RECLAIM YOUR DATA SEEKS WAYS TO ACQUIRE, ANALYSE AND VISUALIZE DIGITAL FOOTPRINTS AND HIDDEN DATA
RECLAIM YOUR DATA SEEKS WAYS TO ACQUIRE, ANALYSE AND VISUALIZE DIGITAL FOOTPRINTS AND HIDDEN DATA
ABOUT
What is Reclaim your data about?
The data we generate through our daily actions is highly valuable. While increasingly using digital services, such as paying with creditcard, calling by mobile phones or using loyalty card in the supermarket, a great quantity of digital information is generated. These digital footprints - mapping our individual and collective behaviour - are currently used by companies and organizations and are extremely valuable as a basis for decision making. Commerce recognises this information as trading goods of paramount importance, but the information do also have a significant value for the individual and society. However, when presented to its originators, it is often delivered though paper receipts or in low detail of information. In days when a conscious consumption is the key to a more sustainable life-style, this information has the potential to make us see and change our behaviour and to help us to achieve our goals in terms of increased personal health, economy and environmental awareness. Together with existing services, digital knowledge domains and other digital resources, visualization may form a powerful foundation for a new generation of digital services that helps us reflect upon understand and ultimately take control of and change our behavior. For information about sustainability and ecological impact to have an actual influence on people’s habits, it must be made present in a way that does not add a feeling of stress and information overload, but rather supports and empowers an already ongoing reflection about one’s lifestyle and its consequences in the situation at hand. Environmental awareness is not something one should have to keep in mind, but something one should be supported in achieving.
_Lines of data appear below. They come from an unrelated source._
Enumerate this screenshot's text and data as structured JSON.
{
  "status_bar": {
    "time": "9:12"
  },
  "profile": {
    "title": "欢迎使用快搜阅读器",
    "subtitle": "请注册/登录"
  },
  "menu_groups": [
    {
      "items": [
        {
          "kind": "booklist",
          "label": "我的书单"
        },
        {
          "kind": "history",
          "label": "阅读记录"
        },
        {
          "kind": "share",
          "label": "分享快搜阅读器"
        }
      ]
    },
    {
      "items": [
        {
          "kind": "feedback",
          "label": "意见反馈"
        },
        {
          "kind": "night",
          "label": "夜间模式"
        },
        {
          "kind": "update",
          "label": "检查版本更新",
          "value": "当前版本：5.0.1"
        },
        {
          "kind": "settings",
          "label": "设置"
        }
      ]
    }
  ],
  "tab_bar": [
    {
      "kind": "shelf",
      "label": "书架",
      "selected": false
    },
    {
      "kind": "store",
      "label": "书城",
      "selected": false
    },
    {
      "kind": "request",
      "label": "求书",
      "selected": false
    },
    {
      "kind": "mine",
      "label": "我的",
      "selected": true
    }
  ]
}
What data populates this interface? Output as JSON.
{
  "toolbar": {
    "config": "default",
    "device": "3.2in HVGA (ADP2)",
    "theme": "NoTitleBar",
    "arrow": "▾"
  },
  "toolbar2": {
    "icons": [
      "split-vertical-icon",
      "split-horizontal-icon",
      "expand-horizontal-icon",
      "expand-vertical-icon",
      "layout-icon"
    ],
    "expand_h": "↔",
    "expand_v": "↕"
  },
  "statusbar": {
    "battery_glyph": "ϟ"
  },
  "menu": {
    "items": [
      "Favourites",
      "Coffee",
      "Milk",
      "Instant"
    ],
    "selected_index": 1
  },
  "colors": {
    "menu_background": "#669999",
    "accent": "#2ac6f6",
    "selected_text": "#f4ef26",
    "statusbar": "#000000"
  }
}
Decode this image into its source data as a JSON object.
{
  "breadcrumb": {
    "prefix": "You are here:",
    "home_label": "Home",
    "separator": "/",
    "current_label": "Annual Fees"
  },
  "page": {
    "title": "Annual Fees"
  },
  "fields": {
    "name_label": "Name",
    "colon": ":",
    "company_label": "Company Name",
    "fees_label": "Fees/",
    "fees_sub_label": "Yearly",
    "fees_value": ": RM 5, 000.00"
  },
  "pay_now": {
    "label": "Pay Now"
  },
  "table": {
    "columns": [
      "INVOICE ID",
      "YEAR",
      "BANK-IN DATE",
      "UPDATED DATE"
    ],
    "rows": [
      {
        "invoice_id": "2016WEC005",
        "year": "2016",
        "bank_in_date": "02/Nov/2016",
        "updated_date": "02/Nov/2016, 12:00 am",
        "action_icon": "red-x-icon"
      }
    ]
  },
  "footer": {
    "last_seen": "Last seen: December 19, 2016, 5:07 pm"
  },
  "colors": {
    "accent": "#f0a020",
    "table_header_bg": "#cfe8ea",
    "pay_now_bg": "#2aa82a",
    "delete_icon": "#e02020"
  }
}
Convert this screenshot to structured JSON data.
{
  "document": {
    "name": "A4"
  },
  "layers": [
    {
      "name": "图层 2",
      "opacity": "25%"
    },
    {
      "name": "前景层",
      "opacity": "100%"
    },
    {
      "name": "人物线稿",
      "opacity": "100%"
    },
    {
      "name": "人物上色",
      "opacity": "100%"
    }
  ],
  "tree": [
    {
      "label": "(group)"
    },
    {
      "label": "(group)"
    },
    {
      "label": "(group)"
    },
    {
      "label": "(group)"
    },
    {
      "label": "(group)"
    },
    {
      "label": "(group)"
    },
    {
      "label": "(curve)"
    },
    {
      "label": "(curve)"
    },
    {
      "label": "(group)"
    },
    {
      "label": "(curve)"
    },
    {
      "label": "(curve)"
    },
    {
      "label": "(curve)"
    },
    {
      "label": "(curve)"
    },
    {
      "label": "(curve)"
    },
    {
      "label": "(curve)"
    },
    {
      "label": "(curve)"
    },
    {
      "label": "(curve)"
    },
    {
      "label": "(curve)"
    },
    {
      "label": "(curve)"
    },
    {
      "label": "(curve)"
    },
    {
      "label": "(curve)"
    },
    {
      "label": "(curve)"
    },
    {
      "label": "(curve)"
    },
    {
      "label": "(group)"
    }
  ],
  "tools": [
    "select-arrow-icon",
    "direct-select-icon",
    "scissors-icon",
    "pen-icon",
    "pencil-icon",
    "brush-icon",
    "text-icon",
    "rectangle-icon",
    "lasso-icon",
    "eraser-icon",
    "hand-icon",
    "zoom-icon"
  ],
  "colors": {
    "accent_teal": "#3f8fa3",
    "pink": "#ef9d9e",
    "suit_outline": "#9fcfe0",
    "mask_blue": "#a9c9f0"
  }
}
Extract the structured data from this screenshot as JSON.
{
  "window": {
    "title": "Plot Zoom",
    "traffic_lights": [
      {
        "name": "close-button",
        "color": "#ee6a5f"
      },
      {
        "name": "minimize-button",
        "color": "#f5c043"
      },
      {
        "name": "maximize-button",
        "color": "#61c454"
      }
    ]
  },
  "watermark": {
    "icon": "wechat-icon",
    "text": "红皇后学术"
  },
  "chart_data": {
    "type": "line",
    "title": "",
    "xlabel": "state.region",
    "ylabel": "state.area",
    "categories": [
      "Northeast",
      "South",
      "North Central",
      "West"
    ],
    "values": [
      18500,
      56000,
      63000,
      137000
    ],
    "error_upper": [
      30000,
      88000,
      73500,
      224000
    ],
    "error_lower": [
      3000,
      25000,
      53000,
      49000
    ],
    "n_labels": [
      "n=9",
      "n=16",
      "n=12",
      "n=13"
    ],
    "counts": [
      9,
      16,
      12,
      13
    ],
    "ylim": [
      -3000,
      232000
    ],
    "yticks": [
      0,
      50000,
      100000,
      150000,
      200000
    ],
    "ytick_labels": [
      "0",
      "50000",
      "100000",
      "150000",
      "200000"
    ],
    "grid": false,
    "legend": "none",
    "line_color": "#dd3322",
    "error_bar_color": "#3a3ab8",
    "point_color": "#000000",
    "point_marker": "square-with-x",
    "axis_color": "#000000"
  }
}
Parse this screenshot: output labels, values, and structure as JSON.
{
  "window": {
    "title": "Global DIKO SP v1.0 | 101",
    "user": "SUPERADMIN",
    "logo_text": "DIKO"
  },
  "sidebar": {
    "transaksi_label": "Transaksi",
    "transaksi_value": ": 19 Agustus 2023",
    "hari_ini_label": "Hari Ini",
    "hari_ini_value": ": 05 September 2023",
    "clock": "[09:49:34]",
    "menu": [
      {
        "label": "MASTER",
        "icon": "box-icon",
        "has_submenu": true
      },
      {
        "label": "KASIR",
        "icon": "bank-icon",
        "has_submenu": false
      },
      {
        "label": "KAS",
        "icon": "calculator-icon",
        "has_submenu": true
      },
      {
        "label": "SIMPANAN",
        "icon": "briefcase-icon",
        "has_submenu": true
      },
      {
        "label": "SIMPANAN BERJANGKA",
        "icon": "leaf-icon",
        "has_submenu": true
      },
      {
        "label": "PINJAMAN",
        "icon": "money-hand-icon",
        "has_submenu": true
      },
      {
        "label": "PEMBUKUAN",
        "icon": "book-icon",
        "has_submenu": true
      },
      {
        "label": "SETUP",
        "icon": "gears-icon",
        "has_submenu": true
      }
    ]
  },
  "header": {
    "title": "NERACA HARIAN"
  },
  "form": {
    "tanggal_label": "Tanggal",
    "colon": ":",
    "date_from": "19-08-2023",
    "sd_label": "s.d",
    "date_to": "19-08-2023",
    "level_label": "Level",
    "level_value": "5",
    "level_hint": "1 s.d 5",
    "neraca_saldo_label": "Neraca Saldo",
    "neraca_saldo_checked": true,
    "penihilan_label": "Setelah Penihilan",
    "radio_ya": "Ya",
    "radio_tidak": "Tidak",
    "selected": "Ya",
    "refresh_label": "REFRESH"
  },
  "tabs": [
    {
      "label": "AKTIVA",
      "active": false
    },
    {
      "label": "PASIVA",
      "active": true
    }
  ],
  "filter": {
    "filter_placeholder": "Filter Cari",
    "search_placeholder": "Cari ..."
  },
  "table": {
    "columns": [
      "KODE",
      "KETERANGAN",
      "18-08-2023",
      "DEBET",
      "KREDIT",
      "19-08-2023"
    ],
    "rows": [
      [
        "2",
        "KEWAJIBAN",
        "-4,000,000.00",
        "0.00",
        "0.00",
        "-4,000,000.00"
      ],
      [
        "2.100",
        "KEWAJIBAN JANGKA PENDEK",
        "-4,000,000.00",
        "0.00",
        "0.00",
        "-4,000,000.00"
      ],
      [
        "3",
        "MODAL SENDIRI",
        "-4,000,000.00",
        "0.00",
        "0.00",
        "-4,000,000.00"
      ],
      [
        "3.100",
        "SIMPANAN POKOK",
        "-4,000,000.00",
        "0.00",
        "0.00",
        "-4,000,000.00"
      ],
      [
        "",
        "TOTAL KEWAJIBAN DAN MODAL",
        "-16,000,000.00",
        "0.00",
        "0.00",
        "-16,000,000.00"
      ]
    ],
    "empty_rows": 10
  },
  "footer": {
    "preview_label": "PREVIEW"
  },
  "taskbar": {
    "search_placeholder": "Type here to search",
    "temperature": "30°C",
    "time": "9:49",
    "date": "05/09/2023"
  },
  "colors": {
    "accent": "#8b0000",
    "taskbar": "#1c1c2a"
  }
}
In our work with building demonstrators that visualize digital footprints, shopping has been chosen as an example domain. The act of shopping is interesting because it involves a series of issues typical to everyday activities. Including a wide span of activities ranging from doing only what is necessary to going shopping as a way of socialising or enjoying oneself, shopping exposes issues such as the need to negotiate many different and often conflicting sources of information ranging from “hard facts” such as price, quantity, availability, budget, etc. to “soft” and experiential qualities such as personal preferences and taste, issues of identity and lifestyle, etc. There are also additional kinds of data, that together with user behaviour data and Internet-based information form an even more powerful base for decisions; i.e. product information from supply management systems, transactional data, life-cycle analysis data or information from knowledge databases covering health and environmental information. Further, credit and membership cards continuously generates digital footprints and data about consumer behaviour, e.g. to be used as basis for target advertisement, forecasting and product planning. Providing this information for consumers with the aid of visualization, this information could prove to be very valuable also as a basis for feedback to consumers, e.g. for making it possible for people to better understand the effects of their consumption over time.
Reclaim Your Data started in November 2007 as a master thesis of Jenny Cahier and Eric Gullberg, which resulted in a business concept called the Open Supermarket. With three prototypes developed from the thesis, the project is now going further in exploring how visual analytics of personal and hidden data may be aquired, analysed and visualized.
RECLAIM YOUR DATA is a project conducted at the Interactive Institute’s C-Studio in Norrköping. Interactive Institute is an experimental IT Institute that combines art, design and technology to create new innovations.